Ultrasound is only helpful in guiding percutaneous biopsy therefore limiting its use in diagnosing Pancoast tumor.

CT scan is used only for identifying bone involvement and does not actually diagnose the Pancoast tumor.

Magnetic resonance imaging is the more accurate among the imaging tests for Pancoast tumor. It is best used for identifying tumor at the superior sulcus with its exceptional revelation of soft tissue involvement.


The treatment of Pancoast tumor depends on the stage of the disease by the time it was first diagnosed. The close distance of the tumor with the vital organs makes it more difficult in performing surgical resection. The stage of the tumor indicates the need of the patient to undergo irradiation prior to the surgery.

Pancoast tumor patients are usually treated with a combination of chemotherapy and radiation therapy prior to surgical resection. The aim of the neoadjuvant treatment is to reduce the size of cancer prior to radical treatment intervention. Palliative therapy is given when cure is no longer possible.

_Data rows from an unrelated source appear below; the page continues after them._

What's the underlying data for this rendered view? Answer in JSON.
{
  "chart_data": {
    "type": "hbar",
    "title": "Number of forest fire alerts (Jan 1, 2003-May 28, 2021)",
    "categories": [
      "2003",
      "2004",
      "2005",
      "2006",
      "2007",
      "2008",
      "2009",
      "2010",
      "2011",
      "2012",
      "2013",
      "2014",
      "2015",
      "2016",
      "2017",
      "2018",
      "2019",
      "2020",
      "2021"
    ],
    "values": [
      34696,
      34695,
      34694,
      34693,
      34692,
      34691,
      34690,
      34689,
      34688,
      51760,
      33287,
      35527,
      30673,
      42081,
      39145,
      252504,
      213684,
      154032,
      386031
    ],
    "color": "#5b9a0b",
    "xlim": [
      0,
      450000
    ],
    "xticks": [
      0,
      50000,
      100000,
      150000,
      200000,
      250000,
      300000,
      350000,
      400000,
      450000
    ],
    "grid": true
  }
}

Survival Rate of Pancoast Tumor

Pancoast tumor is no longer considered incurable as modern methods of therapeutic approach has improved the survival rate for most of Pancoast tumor patients. The 5-year survival rate however, depends on early diagnosis or the stage of the cancer by the time it was diagnosed.

The overall 5-year survival rate on the other hand remains poor despite the modern therapeutic approach while the survival rate depends on the completeness of surgical resection. A complete resection usually gives about 45% of 5-year survival rate while an incomplete resection results in a 0 percentage of 5-year survival rate.